In an article by Victoria Waldersee, Jan Scwartz and Nadine Schimroskiz of Reuters the biggest German auto company and the pride of German engineering VW or Volkswagen is building a new plant in German to compete against Tesla. VW is the world’s second largest car maker behind Toyota with a stable of brands including Skoda, Seat, VW, Audi, Porsche and Bentley. In the European market it has a 25% share of the EV market ahead of Tesla of 13%.
Tesla recently opened a Giga factory outside of Berlin and it can produce a model Y every 10 hours, it takes VW 3 times as long to produce the ID.3. VW is building a new plant called Trinity EV which should be up and running in 2026. The plant will use large die casting and cutting the number of components in its cars by several hundred. VW brand production chief Christian Vollmer said the goal is to set the standard in the world and be at 10 hours matching Tesla.
Tesla’s Giga plant can produce 17 components in under 6 minutes. It uses 2 giant casting presses or giga-presses applying 6,000 tonnes of pressure to make the rear of the car. The company will be installing 6 more giga-presses to make the front end of the car.
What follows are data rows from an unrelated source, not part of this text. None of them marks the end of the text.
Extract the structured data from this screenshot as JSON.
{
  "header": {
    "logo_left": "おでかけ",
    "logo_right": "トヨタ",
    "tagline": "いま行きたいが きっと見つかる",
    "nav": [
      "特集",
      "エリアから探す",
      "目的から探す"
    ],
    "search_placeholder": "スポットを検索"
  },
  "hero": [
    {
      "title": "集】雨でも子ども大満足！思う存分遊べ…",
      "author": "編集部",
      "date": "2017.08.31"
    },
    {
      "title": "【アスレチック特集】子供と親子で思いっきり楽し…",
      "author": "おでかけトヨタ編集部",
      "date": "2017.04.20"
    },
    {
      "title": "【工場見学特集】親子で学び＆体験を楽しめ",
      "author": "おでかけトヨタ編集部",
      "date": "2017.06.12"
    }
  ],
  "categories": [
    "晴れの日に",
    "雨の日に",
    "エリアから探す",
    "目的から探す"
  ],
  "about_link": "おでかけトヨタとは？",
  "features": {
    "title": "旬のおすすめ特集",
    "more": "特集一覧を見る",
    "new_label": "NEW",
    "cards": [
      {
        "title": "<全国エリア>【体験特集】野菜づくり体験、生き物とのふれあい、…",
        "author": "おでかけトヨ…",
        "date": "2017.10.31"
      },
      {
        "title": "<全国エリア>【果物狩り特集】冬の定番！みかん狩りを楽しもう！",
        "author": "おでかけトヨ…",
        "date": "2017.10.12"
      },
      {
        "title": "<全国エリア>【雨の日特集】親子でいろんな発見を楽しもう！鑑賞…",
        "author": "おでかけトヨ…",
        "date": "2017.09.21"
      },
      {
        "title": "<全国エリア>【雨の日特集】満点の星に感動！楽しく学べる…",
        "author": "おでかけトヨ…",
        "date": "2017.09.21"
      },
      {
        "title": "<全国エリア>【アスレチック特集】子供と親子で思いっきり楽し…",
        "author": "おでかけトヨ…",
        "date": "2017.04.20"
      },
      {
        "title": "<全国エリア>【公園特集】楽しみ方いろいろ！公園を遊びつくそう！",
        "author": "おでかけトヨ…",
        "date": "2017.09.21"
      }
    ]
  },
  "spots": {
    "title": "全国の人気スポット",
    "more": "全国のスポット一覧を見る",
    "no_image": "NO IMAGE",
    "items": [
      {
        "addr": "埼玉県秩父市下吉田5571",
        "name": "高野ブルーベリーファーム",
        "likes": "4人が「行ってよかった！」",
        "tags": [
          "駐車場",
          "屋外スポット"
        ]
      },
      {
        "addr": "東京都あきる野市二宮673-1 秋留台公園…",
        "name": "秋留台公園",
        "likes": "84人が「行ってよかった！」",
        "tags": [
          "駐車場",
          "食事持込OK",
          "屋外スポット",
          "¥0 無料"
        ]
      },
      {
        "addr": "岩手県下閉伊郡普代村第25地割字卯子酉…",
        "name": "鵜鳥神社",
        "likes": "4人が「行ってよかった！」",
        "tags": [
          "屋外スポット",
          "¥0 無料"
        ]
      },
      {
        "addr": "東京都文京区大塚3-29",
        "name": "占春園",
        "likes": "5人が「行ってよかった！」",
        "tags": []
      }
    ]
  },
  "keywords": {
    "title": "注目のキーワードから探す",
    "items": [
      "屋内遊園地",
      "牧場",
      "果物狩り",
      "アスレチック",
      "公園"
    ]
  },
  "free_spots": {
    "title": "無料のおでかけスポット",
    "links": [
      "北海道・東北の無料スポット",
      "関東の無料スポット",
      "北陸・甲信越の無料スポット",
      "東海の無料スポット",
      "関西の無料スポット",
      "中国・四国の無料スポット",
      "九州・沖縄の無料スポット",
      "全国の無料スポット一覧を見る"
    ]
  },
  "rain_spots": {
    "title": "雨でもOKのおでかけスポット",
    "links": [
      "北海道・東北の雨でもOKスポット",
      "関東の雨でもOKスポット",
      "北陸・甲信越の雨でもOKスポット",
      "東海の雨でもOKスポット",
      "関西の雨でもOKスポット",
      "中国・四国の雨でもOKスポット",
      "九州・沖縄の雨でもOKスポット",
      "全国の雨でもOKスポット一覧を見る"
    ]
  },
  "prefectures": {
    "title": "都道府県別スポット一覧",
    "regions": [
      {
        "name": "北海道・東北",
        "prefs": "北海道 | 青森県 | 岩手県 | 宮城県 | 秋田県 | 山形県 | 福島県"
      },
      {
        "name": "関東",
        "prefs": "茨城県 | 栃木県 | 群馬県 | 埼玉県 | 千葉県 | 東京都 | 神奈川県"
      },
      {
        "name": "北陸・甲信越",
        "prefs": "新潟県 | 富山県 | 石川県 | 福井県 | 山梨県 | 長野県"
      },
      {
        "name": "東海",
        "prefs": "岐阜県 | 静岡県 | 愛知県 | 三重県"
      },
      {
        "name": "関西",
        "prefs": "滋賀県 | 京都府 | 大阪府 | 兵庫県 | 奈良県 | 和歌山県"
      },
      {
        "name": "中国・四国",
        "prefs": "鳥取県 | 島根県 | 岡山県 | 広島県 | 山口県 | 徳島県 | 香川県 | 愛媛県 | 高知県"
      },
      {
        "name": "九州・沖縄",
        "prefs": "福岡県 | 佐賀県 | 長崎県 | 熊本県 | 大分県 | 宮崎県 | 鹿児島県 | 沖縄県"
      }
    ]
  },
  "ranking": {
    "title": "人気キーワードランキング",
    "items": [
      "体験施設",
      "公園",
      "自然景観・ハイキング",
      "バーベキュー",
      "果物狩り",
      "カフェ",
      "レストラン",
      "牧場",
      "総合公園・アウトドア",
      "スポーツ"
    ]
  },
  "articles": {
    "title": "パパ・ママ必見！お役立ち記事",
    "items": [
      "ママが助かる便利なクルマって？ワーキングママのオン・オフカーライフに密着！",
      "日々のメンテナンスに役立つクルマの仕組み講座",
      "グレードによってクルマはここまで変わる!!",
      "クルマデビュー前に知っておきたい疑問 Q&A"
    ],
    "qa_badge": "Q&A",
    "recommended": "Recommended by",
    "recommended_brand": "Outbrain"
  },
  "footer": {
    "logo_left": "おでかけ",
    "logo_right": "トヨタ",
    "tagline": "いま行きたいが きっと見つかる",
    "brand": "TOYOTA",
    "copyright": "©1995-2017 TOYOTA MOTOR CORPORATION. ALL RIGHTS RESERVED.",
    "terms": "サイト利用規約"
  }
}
JPMorgan Chase predicts Telsa’s factory will produce about 54,000 cars in 2022, 280,000 in 2023 and 500,000 in 2025.
VW can produce the Tiguan or Polo in 18 and 14 hours in Germany and Spain respectively but its electric ID.3 made in a factory juggling 6 models from 3 VW brands takes about 30 hours.
VW hopes to build 40 million vehicles worldwide on the new platform called the Scalable Systems Platform with half of the vehicles electric by 2030.
Tesla which produced 936,000 vehicles hopes to produce 20 million vehicles by 2030.
Linking to dividend paying stocks, when you examine the expectations of the above those are large numbers of production and sales and many things have to go right if they are to succeed. The capital costs will be large, but if the auto companies do it, the margins can be very good. We consumers often point to things companies can do, but for companies when they commit to change there are many costs. As investors, we expect the companies to bring the best technology to the making of the vehicle and be rewarded with good margins.